The barley powdery mildew (Blumeria graminis f. sp. hordei) pathogen genome is comprised of chunks of sequence that are particularly rich or replete in polymorphisms, according to a study by researchers from the Max Planck Institute for Plant Breeding Research. The team sequenced the genomes of two Bgh isolates from Europe, comparing each to the barley powdery mildew reference genome. The newly sequenced isolates each contained distinct combinations of sequence blocks with high or low SNP concentrations — isolate-specific mosaic genomes that point to "exceptionally large standing genetic variation in the Bgh population," study authors say.

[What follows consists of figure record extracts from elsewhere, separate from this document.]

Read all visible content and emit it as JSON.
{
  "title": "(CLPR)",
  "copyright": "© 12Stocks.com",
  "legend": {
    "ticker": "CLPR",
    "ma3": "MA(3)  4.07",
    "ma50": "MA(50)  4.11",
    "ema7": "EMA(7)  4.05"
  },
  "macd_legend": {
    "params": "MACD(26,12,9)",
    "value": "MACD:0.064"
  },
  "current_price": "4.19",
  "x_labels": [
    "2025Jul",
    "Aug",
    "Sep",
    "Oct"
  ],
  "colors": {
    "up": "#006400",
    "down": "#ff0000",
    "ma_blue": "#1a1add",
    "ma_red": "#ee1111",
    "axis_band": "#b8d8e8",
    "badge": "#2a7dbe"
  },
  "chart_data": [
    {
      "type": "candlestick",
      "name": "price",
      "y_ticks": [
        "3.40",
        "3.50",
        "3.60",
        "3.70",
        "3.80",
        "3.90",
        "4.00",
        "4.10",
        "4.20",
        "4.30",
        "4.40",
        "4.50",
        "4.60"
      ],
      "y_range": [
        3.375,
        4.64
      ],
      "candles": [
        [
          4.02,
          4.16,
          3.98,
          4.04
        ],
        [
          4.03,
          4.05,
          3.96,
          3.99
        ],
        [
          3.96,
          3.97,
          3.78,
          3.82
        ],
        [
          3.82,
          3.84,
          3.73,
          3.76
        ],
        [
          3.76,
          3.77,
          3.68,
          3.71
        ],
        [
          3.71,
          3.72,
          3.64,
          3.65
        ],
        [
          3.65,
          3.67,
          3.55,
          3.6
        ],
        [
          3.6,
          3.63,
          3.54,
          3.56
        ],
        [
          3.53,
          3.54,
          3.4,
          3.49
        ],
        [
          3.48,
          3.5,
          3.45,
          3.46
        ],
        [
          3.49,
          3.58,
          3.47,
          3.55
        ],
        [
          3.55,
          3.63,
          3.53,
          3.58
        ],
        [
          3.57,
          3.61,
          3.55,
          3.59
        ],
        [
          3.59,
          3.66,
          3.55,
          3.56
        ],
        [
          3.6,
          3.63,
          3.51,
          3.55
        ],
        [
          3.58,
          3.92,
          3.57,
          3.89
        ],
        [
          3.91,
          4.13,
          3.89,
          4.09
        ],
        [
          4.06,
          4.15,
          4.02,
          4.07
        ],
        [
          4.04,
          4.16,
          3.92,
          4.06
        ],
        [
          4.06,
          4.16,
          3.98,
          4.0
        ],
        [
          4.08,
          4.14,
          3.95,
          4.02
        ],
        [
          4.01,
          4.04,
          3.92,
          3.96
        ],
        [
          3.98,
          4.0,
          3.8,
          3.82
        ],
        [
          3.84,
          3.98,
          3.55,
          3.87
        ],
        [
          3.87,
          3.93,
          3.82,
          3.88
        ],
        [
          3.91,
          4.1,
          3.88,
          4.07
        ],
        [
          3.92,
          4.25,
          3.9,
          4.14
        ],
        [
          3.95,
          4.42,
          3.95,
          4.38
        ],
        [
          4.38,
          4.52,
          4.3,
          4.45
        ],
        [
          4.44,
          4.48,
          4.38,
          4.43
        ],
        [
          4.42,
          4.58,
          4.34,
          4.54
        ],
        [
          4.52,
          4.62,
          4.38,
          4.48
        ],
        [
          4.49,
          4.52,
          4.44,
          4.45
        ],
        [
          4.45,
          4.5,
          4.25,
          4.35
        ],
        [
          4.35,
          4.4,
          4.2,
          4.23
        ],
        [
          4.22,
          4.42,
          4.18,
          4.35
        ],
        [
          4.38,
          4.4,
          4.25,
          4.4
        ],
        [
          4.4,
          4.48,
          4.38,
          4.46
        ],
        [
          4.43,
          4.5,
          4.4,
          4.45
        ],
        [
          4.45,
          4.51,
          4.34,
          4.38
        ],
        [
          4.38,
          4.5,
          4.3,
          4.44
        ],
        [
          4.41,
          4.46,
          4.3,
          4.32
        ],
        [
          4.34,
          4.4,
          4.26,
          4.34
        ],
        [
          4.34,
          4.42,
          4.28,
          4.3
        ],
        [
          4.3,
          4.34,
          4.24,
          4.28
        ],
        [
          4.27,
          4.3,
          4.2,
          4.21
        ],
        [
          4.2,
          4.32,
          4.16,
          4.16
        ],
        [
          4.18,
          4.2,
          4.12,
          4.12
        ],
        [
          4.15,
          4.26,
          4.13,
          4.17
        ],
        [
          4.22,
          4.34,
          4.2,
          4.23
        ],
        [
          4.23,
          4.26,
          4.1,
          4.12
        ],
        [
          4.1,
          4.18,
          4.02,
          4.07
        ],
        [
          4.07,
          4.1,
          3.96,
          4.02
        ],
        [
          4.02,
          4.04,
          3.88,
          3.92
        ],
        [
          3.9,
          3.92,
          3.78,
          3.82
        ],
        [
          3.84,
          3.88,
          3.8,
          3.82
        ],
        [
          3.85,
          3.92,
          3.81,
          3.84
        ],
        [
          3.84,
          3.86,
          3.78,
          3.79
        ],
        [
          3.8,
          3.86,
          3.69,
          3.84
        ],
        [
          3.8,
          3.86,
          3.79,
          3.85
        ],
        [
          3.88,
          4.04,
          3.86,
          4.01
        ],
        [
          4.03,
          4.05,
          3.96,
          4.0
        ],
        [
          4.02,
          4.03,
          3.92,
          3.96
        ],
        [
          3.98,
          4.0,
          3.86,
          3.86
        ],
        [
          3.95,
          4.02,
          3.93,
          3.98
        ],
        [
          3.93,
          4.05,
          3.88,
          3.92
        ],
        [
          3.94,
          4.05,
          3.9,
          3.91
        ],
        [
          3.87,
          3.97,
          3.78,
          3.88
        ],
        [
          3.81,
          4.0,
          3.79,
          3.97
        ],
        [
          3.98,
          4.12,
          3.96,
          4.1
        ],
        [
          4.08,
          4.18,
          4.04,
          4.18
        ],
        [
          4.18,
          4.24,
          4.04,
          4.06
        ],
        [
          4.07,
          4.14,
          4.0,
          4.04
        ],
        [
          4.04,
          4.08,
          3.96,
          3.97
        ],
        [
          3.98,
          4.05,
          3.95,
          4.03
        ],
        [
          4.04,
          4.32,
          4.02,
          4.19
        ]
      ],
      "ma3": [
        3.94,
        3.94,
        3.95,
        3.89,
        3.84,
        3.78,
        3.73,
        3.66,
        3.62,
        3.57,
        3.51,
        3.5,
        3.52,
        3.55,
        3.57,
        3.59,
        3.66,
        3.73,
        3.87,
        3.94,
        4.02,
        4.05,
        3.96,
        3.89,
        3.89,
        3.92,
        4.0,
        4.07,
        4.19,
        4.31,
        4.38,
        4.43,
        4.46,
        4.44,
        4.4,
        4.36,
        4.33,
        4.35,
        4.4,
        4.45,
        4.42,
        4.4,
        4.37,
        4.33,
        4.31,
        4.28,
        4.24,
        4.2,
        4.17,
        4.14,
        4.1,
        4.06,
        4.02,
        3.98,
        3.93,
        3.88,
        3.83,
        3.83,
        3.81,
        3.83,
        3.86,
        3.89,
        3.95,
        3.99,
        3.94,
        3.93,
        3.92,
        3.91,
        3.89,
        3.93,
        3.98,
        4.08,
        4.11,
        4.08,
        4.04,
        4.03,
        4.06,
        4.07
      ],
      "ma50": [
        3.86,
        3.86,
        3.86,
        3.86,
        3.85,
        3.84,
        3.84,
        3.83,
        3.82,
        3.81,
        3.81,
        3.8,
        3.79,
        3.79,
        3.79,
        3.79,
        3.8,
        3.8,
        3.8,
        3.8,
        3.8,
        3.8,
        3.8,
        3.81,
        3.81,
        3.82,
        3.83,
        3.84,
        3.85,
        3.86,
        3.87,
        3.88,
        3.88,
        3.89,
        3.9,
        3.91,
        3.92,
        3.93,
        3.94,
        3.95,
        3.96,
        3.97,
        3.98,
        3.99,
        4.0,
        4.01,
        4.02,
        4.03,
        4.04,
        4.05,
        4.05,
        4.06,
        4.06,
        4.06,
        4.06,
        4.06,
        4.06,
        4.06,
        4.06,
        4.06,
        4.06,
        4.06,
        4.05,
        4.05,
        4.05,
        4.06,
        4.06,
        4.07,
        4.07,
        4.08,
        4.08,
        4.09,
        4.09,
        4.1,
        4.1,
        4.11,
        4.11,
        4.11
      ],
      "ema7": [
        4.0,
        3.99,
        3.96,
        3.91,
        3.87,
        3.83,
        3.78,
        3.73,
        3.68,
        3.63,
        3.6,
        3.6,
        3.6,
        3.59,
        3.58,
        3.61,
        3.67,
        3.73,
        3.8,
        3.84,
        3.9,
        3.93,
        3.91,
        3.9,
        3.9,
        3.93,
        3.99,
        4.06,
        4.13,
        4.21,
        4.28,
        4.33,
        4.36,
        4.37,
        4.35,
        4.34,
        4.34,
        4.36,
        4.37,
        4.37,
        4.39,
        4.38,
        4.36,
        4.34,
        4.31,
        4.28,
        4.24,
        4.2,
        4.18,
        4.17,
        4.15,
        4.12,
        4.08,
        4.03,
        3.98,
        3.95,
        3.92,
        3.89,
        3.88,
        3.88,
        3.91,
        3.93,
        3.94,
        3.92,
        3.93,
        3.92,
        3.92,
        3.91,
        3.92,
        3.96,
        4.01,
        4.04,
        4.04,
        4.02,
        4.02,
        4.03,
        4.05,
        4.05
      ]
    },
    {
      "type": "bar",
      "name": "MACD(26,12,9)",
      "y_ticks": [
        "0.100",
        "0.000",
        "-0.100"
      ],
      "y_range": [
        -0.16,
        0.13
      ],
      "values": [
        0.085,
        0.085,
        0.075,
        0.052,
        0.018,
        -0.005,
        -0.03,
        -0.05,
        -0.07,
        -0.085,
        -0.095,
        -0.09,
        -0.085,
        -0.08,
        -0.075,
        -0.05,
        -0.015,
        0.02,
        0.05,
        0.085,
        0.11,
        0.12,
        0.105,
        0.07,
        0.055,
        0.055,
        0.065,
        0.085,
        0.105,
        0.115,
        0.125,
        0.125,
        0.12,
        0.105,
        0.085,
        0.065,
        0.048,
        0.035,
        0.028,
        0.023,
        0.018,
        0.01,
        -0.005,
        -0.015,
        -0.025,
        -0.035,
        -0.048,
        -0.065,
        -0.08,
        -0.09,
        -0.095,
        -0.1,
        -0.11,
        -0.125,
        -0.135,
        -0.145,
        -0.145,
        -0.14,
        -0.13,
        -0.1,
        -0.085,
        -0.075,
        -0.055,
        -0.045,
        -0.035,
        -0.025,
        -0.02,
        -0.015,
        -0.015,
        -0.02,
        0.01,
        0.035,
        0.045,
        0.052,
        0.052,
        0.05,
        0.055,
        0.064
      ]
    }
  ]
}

Meanwhile, their transcriptome sequencing experiments offered a look at genes used by Bgh during attempted infiltration of barley or immunocompromised Arabidopsis.

Researchers from the National Human Genome Research Institute and the Walter Reed National Military Medical Center described a Clinical Genomics Database containing multi-faceted information on more than 2,600 genes that have been linked to a clinical condition or pharmacogenetic interaction in PNAS this week. "To aid independent analysis and optimize new data incorporation, the CGD also includes all genetic conditions for which genetic knowledge may affect the selection of supportive care, informed medical decision-making, prognostic considerations, reproductive decisions, and allow avoidance of unnecessary testing, but for which specific interventions are not otherwise currently available," the group notes.